You tell me, that you have enlisted about 60 insurgents—but what can they do?—600 in each of the counties would have been more to the purpose. Either you must have been very negligent, or your influence in the county is not as great as you gave us reason to believe. You say you have constantly attended at taverns, vendues, funerals, and other public meetings—liberally treated those whom you thought it would be of use to gain—dispersed my Centinels—and watched the most favorable opportunities for inflaming the minds of the people. This is all very well—but if the effect has been no more than the association of 60 insurgents, it is certainly very poor doings. If our friends have done no better in the other counties, and I have not yet heard that they have done any thing, our party had better tack about, and cry up the new constitution, that some of us may stand a chance at least for a share in the loaves and fishes. For if, notwithstanding our opposition, this new constitution should be established, we shall always be looked upon as disaffected to the government, and unfit to be trusted with offices under it.
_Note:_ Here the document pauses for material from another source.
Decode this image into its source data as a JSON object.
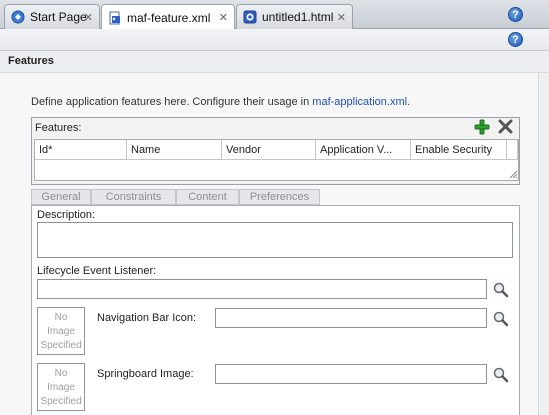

Our champions in the other states begin to fall off. You have seen, I suppose, Gov. R’s letter2—and I am told that R. H. L.— and M—3 have dropped all opposition. Unless some extraordinary exertions are made, and speedily too, our whole scheme must fall to the ground. Only imagine what a ridiculous figure I make here. I am every week publishing things, which in any other country would bring the author to the gallows, as a seditious disturber of the public peace—and nothing comes of it. My performances, as I said before, do not even provoke a reply. Can any thing be more mortifying?—In the mean time the new constitution is taking root in the other states. And it must be confessed, that in every instance where the people have been legally brought together, either in Conventions, or as Assemblymen, Grand Juries, or otherwise, they have uniformly declared themselves in favour of it. These are great obstacles to our views. We have affected the popular
side of the question, and the voice of the people is decidedly against us. Patriotism, not supported by the body of citizens, it always denominated — Faction.
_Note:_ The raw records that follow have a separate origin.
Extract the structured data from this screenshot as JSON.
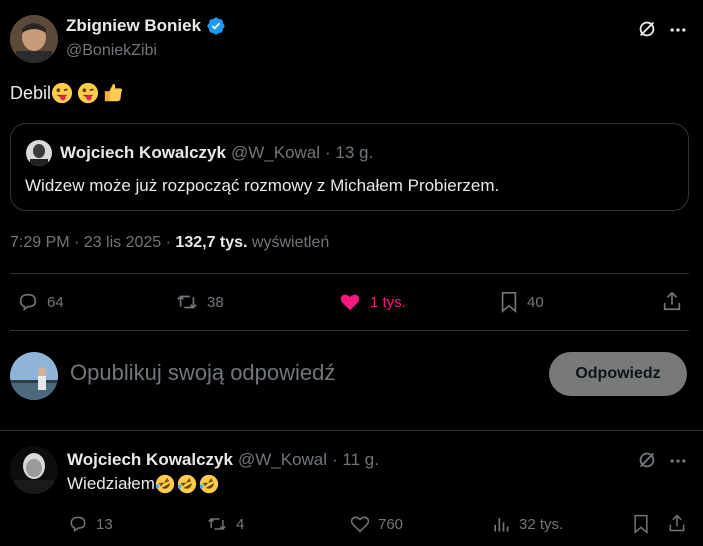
{
  "tweet": {
    "author_name": "Zbigniew Boniek",
    "author_handle": "@BoniekZibi",
    "text": "Debil",
    "emojis": [
      "winking-tongue-emoji",
      "winking-tongue-emoji",
      "thumbs-up-emoji"
    ],
    "timestamp": "7:29 PM · 23 lis 2025 · ",
    "views_count": "132,7 tys.",
    "views_label": " wyświetleń",
    "stats": {
      "replies": "64",
      "retweets": "38",
      "likes": "1 tys.",
      "bookmarks": "40"
    }
  },
  "quoted": {
    "author_name": "Wojciech Kowalczyk",
    "author_handle": "@W_Kowal",
    "time": " · 13 g.",
    "text": "Widzew może już rozpocząć rozmowy z Michałem Probierzem."
  },
  "compose": {
    "placeholder": "Opublikuj swoją odpowiedź",
    "button_label": "Odpowiedz"
  },
  "reply": {
    "author_name": "Wojciech Kowalczyk",
    "author_handle": "@W_Kowal",
    "time": " · 11 g.",
    "text": "Wiedziałem",
    "emojis": [
      "rolling-laughing-emoji",
      "rolling-laughing-emoji",
      "rolling-laughing-emoji"
    ],
    "stats": {
      "replies": "13",
      "retweets": "4",
      "likes": "760",
      "views": "32 tys."
    }
  },
  "colors": {
    "background": "#000000",
    "text": "#e7e9ea",
    "muted": "#71767b",
    "verified": "#1d9bf0",
    "liked": "#f91880",
    "border": "#2f3336"
  }
}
To conclude. Unless we can do something, speedily, towards raising a respectable commotion in the state, it is my opinion that we ought to prepare for joining the general current in favour of this new system of government. And this may be plausibly effected by declaring, that we never had any thing in view but the good of our country—that the new constitution appeared in our judgments to contain many things objectionable, and some even dangerous to the liberties of the people—but, as the general opinion seems to be otherwise, we resign our own prejudices to the will of the Majority, as every good citizen ought to do;—and since we find the new system of federal government is indeed likely to be established, we shall not be behind any in zealous exertions for its support.
Think of these things—and let me hear from you as soon as possible. In the mean time I am, dear Sir, Your’s, &c.